Tamoxifen-Controlled Trial of Postmenopausal Women at Increased Risk for Invasive Breast Cancer (STAR) — The safety of EVISTA 60 mg/day versus tamoxifen 20 mg/day over 5 years was assessed in 19,747 postmenopausal women (age range 35-83 years) in a randomized, double-blind trial. As of 31 December 2005, the median follow-up was 4.3 years. The safety profile of raloxifene was similar to that in the placebo-controlled raloxifene trials [see Clinical Studies (14.4 )] .

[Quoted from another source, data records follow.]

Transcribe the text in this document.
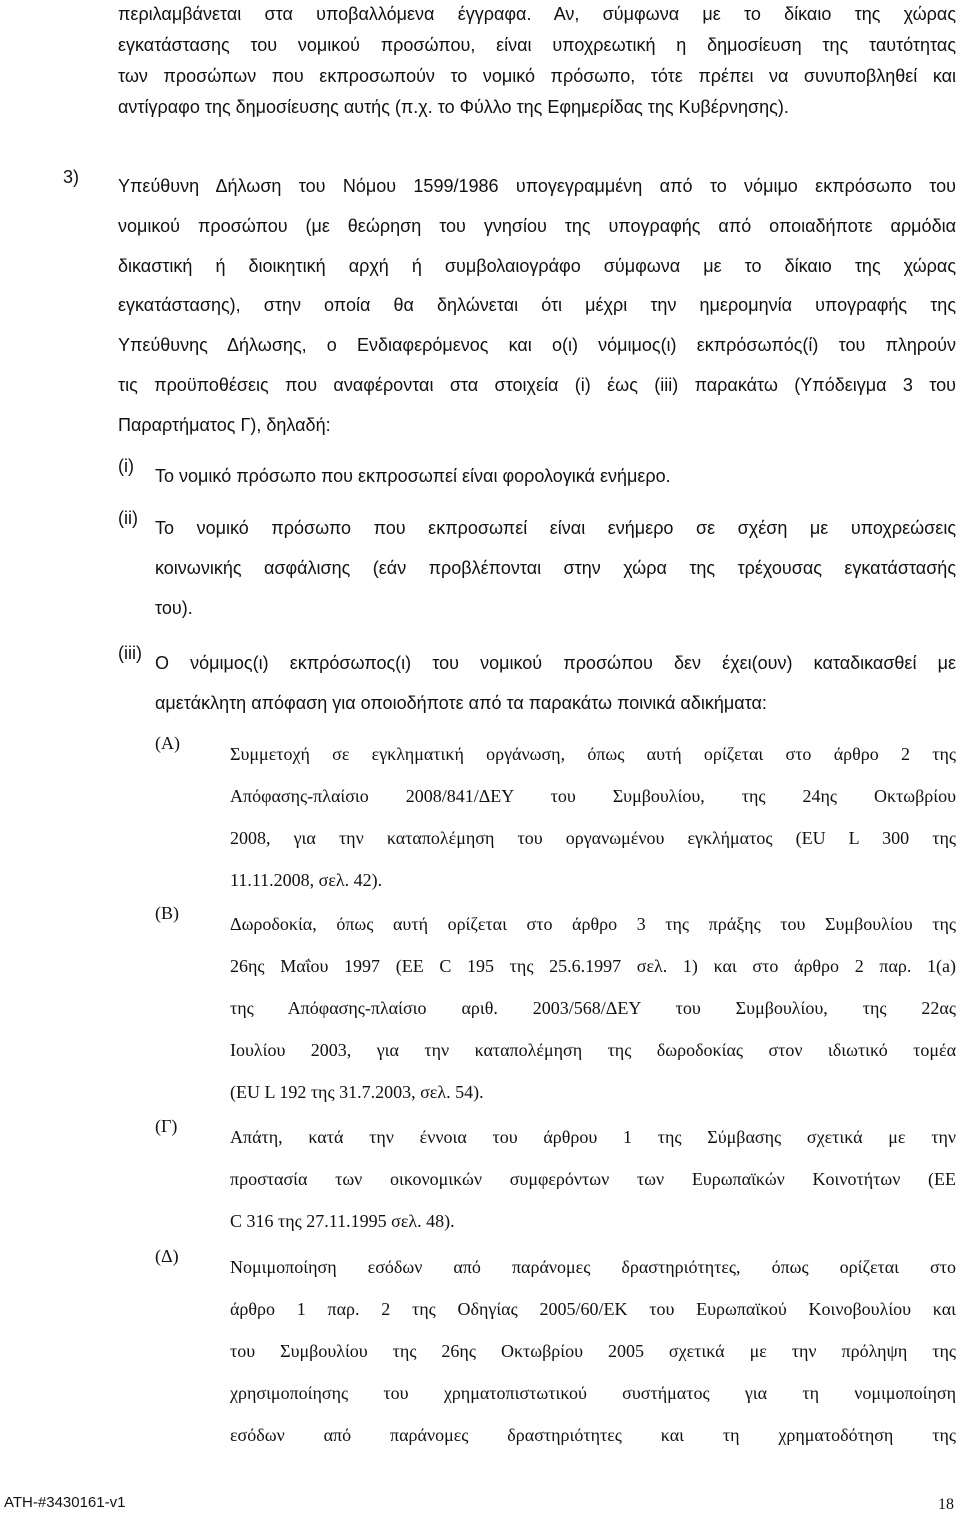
περιλαμβάνεται στα υποβαλλόμενα έγγραφα. Αν, σύμφωνα με το δίκαιο της χώρας
εγκατάστασης του νομικού προσώπου, είναι υποχρεωτική η δημοσίευση της ταυτότητας
των προσώπων που εκπροσωπούν το νομικό πρόσωπο, τότε πρέπει να συνυποβληθεί και
αντίγραφο της δημοσίευσης αυτής (π.χ. το Φύλλο της Εφημερίδας της Κυβέρνησης).
3)	Υπεύθυνη Δήλωση του Νόμου 1599/1986 υπογεγραμμένη από το νόμιμο εκπρόσωπο του
νομικού προσώπου (με θεώρηση του γνησίου της υπογραφής από οποιαδήποτε αρμόδια
δικαστική ή διοικητική αρχή ή συμβολαιογράφο σύμφωνα με το δίκαιο της χώρας
εγκατάστασης), στην οποία θα δηλώνεται ότι μέχρι την ημερομηνία υπογραφής της
Υπεύθυνης Δήλωσης, ο Ενδιαφερόμενος και ο(ι) νόμιμος(ι) εκπρόσωπός(ί) του πληρούν
τις προϋποθέσεις που αναφέρονται στα στοιχεία (i) έως (iii) παρακάτω (Υπόδειγμα 3 του
Παραρτήματος Γ), δηλαδή:
(i) Το νομικό πρόσωπο που εκπροσωπεί είναι φορολογικά ενήμερο.
(ii) Το νομικό πρόσωπο που εκπροσωπεί είναι ενήμερο σε σχέση με υποχρεώσεις
κοινωνικής ασφάλισης (εάν προβλέπονται στην χώρα της τρέχουσας εγκατάστασής
του).
(iii) Ο νόμιμος(ι) εκπρόσωπος(ι) του νομικού προσώπου δεν έχει(ουν) καταδικασθεί με
αμετάκλητη απόφαση για οποιοδήποτε από τα παρακάτω ποινικά αδικήματα:
(Α)
Συμμετοχή σε εγκληματική οργάνωση, όπως αυτή ορίζεται στο άρθρο 2 της
Απόφασης-πλαίσιο 2008/841/ΔΕΥ του Συμβουλίου, της 24ης Οκτωβρίου
2008, για την καταπολέμηση του οργανωμένου εγκλήματος (EU L 300 της
11.11.2008, σελ. 42).
(Β)
Δωροδοκία, όπως αυτή ορίζεται στο άρθρο 3 της πράξης του Συμβουλίου της
26ης Μαΐου 1997 (ΕΕ C 195 της 25.6.1997 σελ. 1) και στο άρθρο 2 παρ. 1(a)
της Απόφασης-πλαίσιο αριθ. 2003/568/ΔΕΥ του Συμβουλίου, της 22ας
Ιουλίου 2003, για την καταπολέμηση της δωροδοκίας στον ιδιωτικό τομέα
(EU L 192 της 31.7.2003, σελ. 54).
(Γ)
Απάτη, κατά την έννοια του άρθρου 1 της Σύμβασης σχετικά με την
προστασία των οικονομικών συμφερόντων των Ευρωπαϊκών Κοινοτήτων (ΕΕ
C 316 της 27.11.1995 σελ. 48).
(Δ)
Νομιμοποίηση εσόδων από παράνομες δραστηριότητες, όπως ορίζεται στο
άρθρο 1 παρ. 2 της Οδηγίας 2005/60/ΕΚ του Ευρωπαϊκού Κοινοβουλίου και
του Συμβουλίου της 26ης Οκτωβρίου 2005 σχετικά με την πρόληψη της
χρησιμοποίησης του χρηματοπιστωτικού συστήματος για τη νομιμοποίηση
εσόδων από παράνομες δραστηριότητες και τη χρηματοδότηση της
ATH-#3430161-v1	18
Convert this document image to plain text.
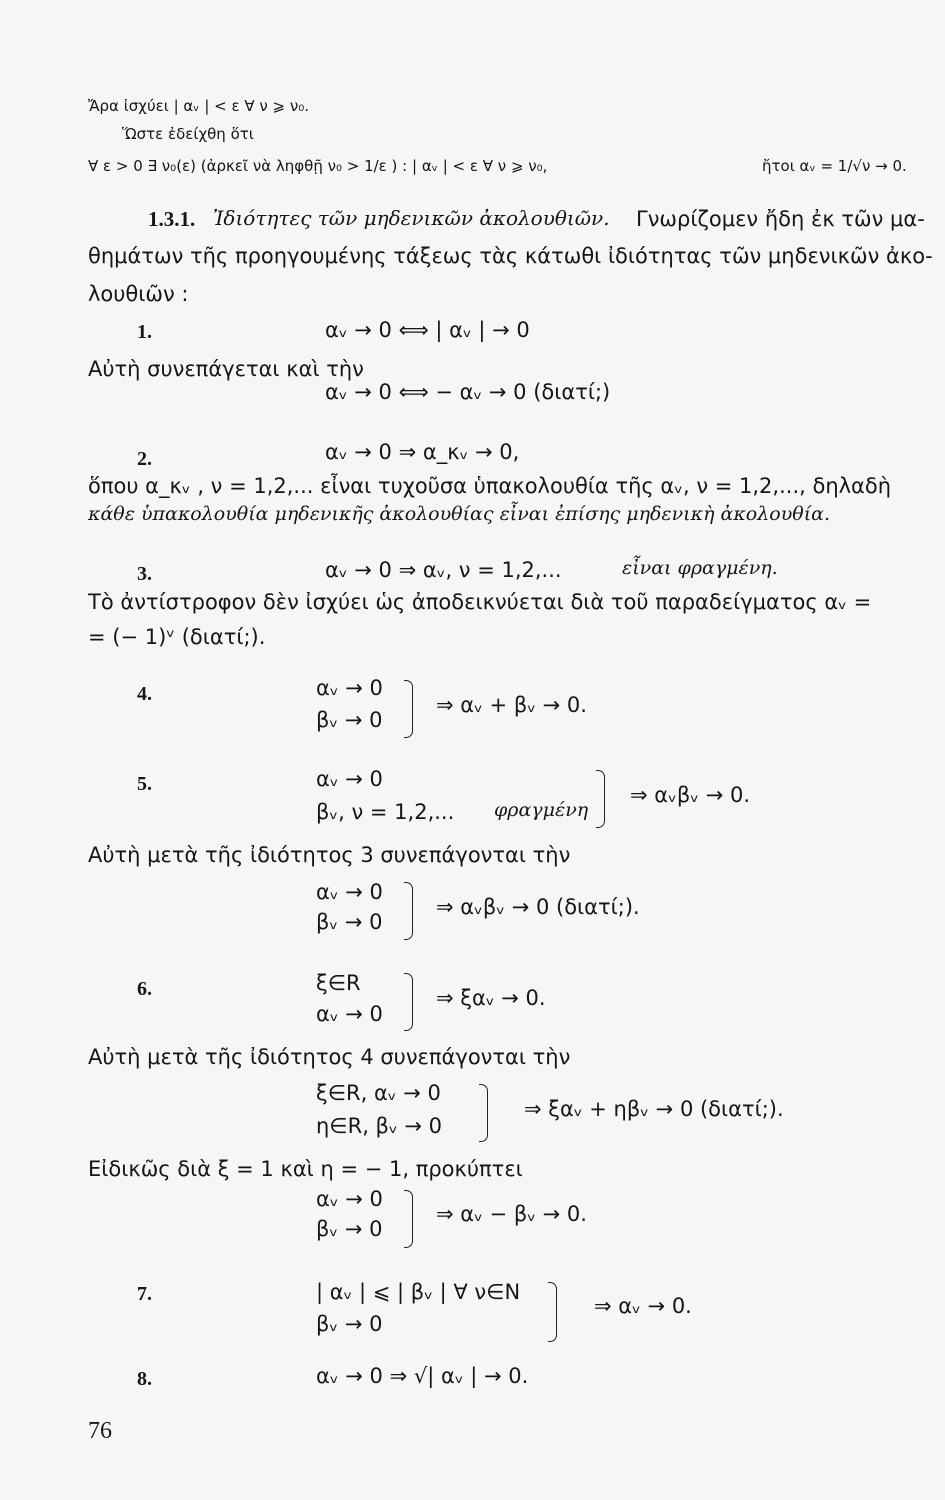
Ἄρα ἰσχύει | αᵥ | < ε ∀ ν ⩾ ν₀.
Ὥστε ἐδείχθη ὅτι
∀ ε > 0 ∃ ν₀(ε) (ἀρκεῖ νὰ ληφθῇ ν₀ > 1/ε ) : | αᵥ | < ε ∀ ν ⩾ ν₀,	ἤτοι αᵥ = 1/√ν → 0.
1.3.1. Ἰδιότητες τῶν μηδενικῶν ἀκολουθιῶν. Γνωρίζομεν ἤδη ἐκ τῶν μα-
θημάτων τῆς προηγουμένης τάξεως τὰς κάτωθι ἰδιότητας τῶν μηδενικῶν ἀκο-
λουθιῶν :
1.	αᵥ → 0 ⟺ | αᵥ | → 0
Αὐτὴ συνεπάγεται καὶ τὴν
αᵥ → 0 ⟺ − αᵥ → 0 (διατί;)
2.	αᵥ → 0 ⇒ α_κᵥ → 0,
ὅπου α_κᵥ , ν = 1,2,... εἶναι τυχοῦσα ὑπακολουθία τῆς αᵥ, ν = 1,2,..., δηλαδὴ
κάθε ὑπακολουθία μηδενικῆς ἀκολουθίας εἶναι ἐπίσης μηδενικὴ ἀκολουθία.
3.	αᵥ → 0 ⇒ αᵥ, ν = 1,2,...	εἶναι φραγμένη.
Τὸ ἀντίστροφον δὲν ἰσχύει ὡς ἀποδεικνύεται διὰ τοῦ παραδείγματος αᵥ =
= (− 1)ᵛ (διατί;).
4.	αᵥ → 0
βᵥ → 0
⇒ αᵥ + βᵥ → 0.
5.	αᵥ → 0
βᵥ, ν = 1,2,... φραγμένη
⇒ αᵥβᵥ → 0.
Αὐτὴ μετὰ τῆς ἰδιότητος 3 συνεπάγονται τὴν
αᵥ → 0
βᵥ → 0
⇒ αᵥβᵥ → 0 (διατί;).
6.	ξ∈R
αᵥ → 0
⇒ ξαᵥ → 0.
Αὐτὴ μετὰ τῆς ἰδιότητος 4 συνεπάγονται τὴν
ξ∈R, αᵥ → 0
η∈R, βᵥ → 0
⇒ ξαᵥ + ηβᵥ → 0 (διατί;).
Εἰδικῶς διὰ ξ = 1 καὶ η = − 1, προκύπτει
αᵥ → 0
βᵥ → 0
⇒ αᵥ − βᵥ → 0.
7.	| αᵥ | ⩽ | βᵥ | ∀ ν∈N
βᵥ → 0
⇒ αᵥ → 0.
8.	αᵥ → 0 ⇒ √| αᵥ | → 0.
76
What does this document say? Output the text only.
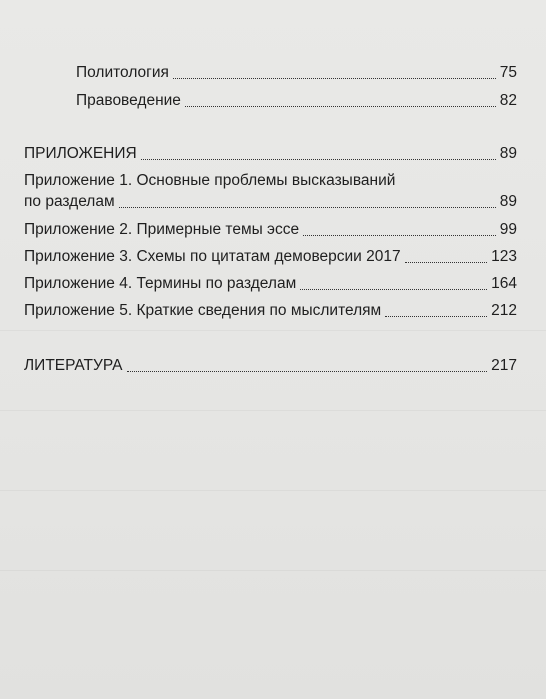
Политология	75
Правоведение	82
ПРИЛОЖЕНИЯ	89
Приложение 1. Основные проблемы высказываний
по разделам	89
Приложение 2. Примерные темы эссе	99
Приложение 3. Схемы по цитатам демоверсии 2017	123
Приложение 4. Термины по разделам	164
Приложение 5. Краткие сведения по мыслителям	212
ЛИТЕРАТУРА	217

HOW SUPPLIED/STORAGE AND HANDLING
How Supplied
EVISTA 60 mg tablets are white, elliptical, film coated (not scored) and imprinted with 4165 on one side in edible blue ink. They are available as follows:
| Presentation and NDC | |
| Bottles of 30 (unit of use) | 0002-4184-30 |
Storage and Handling
Store at controlled room temperature, 20° to 25°C (68° to 77°F) [ see USP]. The USP defines controlled room temperature as a temperature maintained thermostatically that encompasses the usual and customary working environment of 20° to 25°C (68° to 77°F); that results in a mean kinetic temperature calculated to be not more than 25°C; and that allows for excursions between 15° and 30°C (59° and 86°F) that are experienced in pharmacies, hospitals, and warehouses.
Mechanism of Action
Raloxifene is an estrogen agonist/antagonist, commonly referred to as a selective estrogen receptor modulator (SERM). The biological actions of raloxifene are largely mediated through binding to estrogen receptors. This binding results in activation of estrogenic pathways in some tissues (agonism) and blockade of estrogenic pathways in others (antagonism). The agonistic or antagonistic action of raloxifene depends on the extent of recruitment of coactivators and corepressors to estrogen receptor (ER) target gene promoters.
Raloxifene appears to act as an estrogen agonist in bone. It decreases bone resorption and bone turnover, increases bone mineral density (BMD) and decreases fracture incidence. Preclinical data demonstrate that raloxifene is an estrogen antagonist in uterine and breast tissues. These results are consistent with findings in clinical trials, which suggest that EVISTA lacks estrogen-like effects on the uterus and breast tissue.